Many of the retroactive electronic sounds and styles are given a more modern sheen, thanks to strong, up-front drum programming, crystalline digital reverbs, and futurist filter sweeps. At times, Where Dust and Moths Consume sounds almost like late-2000s Glitch Hop, like the sturdy beats and format synthesis of “Justice – As Is.” It doesn’t succumb to the endorphin-abusing song structures of most post-Dubstep music. Wait for the drop, and yr going to be waiting a long time.
Those looking for more classic Hauntological sounds won’t be disappointed, either. There’s the woozy Disney-fied vocal samples of “Winter Is Dead” and the brittle, surreal exotica of “Justice – As Is.” And, finally, there is the warm, melting ambiance of album closer “God Bless You,” rife with Boards Of Canada pastoralism, all organs, flutes, and craclkle.

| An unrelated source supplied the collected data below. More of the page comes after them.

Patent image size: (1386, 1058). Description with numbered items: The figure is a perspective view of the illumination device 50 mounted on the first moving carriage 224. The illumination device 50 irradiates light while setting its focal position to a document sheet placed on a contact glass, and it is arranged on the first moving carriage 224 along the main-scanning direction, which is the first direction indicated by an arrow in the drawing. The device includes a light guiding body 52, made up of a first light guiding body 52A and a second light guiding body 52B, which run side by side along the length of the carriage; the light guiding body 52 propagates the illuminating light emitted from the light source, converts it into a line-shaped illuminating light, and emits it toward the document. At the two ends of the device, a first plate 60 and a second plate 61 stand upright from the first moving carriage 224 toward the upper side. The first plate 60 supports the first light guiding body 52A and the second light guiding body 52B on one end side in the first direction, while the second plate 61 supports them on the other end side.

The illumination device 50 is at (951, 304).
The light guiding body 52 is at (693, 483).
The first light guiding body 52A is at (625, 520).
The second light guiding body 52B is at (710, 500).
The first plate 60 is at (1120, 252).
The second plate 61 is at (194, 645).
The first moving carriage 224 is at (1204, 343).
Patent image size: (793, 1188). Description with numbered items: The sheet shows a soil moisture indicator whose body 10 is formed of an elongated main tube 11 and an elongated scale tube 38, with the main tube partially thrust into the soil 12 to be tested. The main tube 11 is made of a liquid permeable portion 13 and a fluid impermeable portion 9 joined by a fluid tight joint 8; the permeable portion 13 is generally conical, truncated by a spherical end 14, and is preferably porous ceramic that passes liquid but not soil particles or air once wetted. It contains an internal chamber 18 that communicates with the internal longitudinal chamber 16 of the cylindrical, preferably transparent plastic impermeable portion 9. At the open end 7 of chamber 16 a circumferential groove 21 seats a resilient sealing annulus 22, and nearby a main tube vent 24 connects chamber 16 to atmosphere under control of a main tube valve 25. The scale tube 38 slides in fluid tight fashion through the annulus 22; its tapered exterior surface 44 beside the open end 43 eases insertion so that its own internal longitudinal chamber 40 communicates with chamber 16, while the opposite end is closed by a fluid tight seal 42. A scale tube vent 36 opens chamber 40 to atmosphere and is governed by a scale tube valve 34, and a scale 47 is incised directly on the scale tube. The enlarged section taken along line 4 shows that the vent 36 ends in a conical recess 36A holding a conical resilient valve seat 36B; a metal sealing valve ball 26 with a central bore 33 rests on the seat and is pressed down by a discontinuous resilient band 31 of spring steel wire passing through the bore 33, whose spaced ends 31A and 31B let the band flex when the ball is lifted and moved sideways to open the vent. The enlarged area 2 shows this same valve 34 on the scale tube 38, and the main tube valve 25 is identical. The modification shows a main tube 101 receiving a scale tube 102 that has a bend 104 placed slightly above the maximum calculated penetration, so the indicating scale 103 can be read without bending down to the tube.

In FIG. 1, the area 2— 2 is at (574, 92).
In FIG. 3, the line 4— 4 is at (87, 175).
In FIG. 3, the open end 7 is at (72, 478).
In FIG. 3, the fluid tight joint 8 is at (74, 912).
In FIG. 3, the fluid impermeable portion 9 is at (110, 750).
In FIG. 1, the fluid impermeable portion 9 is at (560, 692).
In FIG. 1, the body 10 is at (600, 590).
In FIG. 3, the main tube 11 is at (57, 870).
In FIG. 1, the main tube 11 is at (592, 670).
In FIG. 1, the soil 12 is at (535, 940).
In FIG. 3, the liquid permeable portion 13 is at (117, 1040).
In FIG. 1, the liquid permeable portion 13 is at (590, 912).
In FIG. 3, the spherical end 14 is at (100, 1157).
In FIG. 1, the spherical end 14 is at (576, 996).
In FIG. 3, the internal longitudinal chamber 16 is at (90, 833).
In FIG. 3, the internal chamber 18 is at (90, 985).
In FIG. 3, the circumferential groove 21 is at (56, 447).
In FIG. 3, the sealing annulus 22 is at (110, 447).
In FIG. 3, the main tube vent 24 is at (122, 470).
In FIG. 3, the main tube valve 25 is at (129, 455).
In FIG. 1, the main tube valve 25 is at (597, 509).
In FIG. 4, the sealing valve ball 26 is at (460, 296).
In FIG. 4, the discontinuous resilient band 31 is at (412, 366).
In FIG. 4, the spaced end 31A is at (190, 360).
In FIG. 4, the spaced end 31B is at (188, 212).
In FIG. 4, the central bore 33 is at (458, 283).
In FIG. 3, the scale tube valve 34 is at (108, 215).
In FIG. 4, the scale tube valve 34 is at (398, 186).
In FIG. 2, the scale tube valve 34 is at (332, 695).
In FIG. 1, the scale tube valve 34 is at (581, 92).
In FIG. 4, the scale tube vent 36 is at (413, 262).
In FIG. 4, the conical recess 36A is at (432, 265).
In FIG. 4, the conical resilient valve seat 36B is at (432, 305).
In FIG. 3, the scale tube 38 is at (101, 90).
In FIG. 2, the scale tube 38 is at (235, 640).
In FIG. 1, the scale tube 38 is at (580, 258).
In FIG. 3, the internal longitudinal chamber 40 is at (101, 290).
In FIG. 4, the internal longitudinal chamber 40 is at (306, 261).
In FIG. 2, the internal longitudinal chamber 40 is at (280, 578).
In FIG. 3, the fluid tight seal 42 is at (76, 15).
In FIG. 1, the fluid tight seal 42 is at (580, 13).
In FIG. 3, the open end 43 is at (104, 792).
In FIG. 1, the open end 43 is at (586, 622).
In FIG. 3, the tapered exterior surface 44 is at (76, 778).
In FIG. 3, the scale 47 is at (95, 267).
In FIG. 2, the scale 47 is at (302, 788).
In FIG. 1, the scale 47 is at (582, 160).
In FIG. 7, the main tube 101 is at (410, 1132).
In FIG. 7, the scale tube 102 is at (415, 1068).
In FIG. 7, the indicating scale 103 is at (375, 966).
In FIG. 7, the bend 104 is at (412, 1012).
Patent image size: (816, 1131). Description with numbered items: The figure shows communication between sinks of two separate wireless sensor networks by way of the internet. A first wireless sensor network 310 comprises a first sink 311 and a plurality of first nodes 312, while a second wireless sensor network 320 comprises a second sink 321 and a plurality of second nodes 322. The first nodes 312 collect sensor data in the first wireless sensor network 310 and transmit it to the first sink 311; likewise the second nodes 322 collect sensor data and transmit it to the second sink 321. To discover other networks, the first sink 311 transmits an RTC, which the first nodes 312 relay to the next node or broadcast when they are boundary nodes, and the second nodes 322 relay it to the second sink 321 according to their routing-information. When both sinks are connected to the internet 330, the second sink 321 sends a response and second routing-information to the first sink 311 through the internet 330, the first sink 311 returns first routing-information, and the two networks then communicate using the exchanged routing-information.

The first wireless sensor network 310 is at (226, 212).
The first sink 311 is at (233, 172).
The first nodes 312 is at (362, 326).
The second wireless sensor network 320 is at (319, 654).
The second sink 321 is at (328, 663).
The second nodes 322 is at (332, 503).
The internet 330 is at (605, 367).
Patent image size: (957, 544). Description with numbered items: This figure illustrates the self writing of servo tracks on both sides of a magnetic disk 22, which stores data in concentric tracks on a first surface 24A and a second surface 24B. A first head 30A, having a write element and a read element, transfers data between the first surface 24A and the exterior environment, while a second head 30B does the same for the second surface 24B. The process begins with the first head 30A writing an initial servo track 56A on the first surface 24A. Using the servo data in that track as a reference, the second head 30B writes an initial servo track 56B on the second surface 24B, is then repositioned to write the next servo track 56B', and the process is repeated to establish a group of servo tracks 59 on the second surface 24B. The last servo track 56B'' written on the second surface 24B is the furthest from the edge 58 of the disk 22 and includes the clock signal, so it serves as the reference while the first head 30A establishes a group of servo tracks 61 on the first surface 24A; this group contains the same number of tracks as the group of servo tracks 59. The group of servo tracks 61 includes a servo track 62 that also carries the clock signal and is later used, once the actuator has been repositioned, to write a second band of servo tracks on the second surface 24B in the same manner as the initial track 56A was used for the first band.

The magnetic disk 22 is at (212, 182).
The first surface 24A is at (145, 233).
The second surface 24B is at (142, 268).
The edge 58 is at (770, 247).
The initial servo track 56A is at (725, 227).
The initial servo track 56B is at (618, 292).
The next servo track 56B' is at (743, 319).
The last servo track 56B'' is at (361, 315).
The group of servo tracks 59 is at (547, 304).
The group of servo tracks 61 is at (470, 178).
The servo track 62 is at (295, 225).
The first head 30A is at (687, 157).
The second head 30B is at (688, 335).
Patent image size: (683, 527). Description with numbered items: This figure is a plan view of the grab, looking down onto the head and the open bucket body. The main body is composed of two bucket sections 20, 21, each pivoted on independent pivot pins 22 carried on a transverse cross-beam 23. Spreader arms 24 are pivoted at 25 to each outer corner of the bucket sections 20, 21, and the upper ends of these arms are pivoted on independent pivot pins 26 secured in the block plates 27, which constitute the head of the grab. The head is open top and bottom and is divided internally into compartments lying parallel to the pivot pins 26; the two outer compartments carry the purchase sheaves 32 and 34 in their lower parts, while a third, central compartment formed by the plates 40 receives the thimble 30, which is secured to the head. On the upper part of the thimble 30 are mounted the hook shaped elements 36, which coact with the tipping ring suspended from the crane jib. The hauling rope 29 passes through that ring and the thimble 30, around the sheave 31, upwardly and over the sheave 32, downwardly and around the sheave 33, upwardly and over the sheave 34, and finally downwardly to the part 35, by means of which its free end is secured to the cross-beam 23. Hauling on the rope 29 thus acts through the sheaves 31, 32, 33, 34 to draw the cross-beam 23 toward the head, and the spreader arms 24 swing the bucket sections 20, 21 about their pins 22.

Ultimately, Where Moth and Dust Consume speaks to a refinement of vintage tools and techniques. Drum machines, FM synthesizers, echo boxes and delays are mixed and mastered to glowing perfection, in contrast to the funky fug of the earliest Hauntological records. It also speaks to a strong songwriting sensibility, which is perhaps the most exciting thing about The Sone Institute. It’s not that common to find some with the Golden Ears that Pop Music calls for with a more experimental or exploratory bent. That’s why we need to keep mining the past, our work is not yet done. Experimentation and adventure are truly thrilling when paired with High Style and keen artistry.
Where Moth and Dust Consume is the first installation in a new series from the essential Front & Follow label, called Ex Post Facto, which will focus on more of these explorations. Let this be the beginning of a new Janus-faced Pop Music/electronica, looking in the rearview but keeping The Future in sight.
Where Moth and Dust Consume is out now on Front & Follow records.